E já agora que recordações tem do ciclone (1941)?, Interrogámos. “Ai, ai … A minha mãe fazia anos nesse dia. Nunca me hei-de esquecer. As portas batiam todas, abria tudo. Tinha um armário na cozinha, ao canto da casa, onde tinha loiça, aquilo fazia uma batida. Íamos segurar as portas. A gente fechava à chave mas abria tudo. Era mais vento que chuva. O vento era Levante, e arrancou muitas árvores, muitas oliveiras, a nossa terra ficou cheia de lenha. Mas nós não ficámos sem árvores. Tivemos lenha para muito tempo”.

Para o forno? “E para a casa”, respondeu. Não havia fogões a gás… Interrompemos! “Ah … nesse tempo era no chão. Tínhamos uma cozinha com um pano de chaminé muito grande e nós sentávamo-nos à volta. A minha mãe tinha uma panela de ferro que estava o dia todo ao fogo. Éramos cinco irmãs. Tempos que já passaram, tenho saudades desse tempo”.

Josefa Mealha casou aos 32 anos com José Cabrita Mealha, natural da Portela de Messines, para onde mudou então residência e onde permanece há 70 anos.

Do casamento resultou uma filha, com quem vive, e também dois netos e dois bisnetos. O marido acabou por falecer muito novo, após 21 anos de feliz matrimónio, mas Josefa não voltou a casar, não seguindo o exemplo da avó que o fizera por três vezes.

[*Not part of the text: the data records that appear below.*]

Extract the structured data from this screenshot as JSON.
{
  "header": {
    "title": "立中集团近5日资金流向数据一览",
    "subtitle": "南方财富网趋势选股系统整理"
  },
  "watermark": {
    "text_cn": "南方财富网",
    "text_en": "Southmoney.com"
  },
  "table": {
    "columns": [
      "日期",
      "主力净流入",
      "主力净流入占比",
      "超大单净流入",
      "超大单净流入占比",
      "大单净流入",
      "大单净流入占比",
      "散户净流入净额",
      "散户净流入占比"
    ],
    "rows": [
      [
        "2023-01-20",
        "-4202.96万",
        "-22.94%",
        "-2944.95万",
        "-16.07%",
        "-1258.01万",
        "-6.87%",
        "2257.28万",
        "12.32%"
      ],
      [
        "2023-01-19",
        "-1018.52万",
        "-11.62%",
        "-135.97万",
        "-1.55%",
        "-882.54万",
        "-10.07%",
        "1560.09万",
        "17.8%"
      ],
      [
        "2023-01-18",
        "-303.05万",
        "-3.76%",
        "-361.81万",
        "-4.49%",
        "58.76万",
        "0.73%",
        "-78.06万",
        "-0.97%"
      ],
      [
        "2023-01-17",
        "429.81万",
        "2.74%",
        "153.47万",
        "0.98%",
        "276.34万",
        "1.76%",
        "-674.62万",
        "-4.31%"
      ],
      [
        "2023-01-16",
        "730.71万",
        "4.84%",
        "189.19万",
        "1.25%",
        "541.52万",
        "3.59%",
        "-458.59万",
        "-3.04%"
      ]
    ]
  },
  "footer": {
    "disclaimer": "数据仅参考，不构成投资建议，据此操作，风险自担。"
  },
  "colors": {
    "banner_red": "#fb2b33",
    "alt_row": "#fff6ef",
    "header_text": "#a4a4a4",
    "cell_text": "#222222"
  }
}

Quase a terminar, a questão inevitável: qual o segredo para atingir tão proveta idade? Não se fez rogada: “O segredo é muita saúde e comer bem. Eu gostava de tudo, mas hoje estou muito bicosa. Gostava muito de gaspacho, mas agora já não. Um tomatinho com sal esse ainda gosto”. Junta-lhe igualmente os ares puros da Portela e a boa qualidade da água da zona.

Josefa Mealha, ou melhor a Zéfinha, levanta-se por volta das 11 horas da manhã, depois de tomar o pequeno-almoço ainda na cama, mas, não fosse a traição da visão, ainda hoje faria a lida da casa, trataria da horta e visitaria a vizinhança com maior assiduidade.

Assim e quando por qualquer motivo está sozinha (vive com a filha, o genro e um neto), aproveita para cantar ou versejar. E foi o que fez antes de sairmos:

“Ah Zéfinha, ah Zéfinha

A Zéfinha ainda não morreu

Ainda aqui cá está a Zéfinha

A Zéfinha sou eu.”

 

À aniversariante, mas também a todos os seus familiares, desejamos, neste dia tão especial, muita saúde e uma sonora e merecida salva de palmas.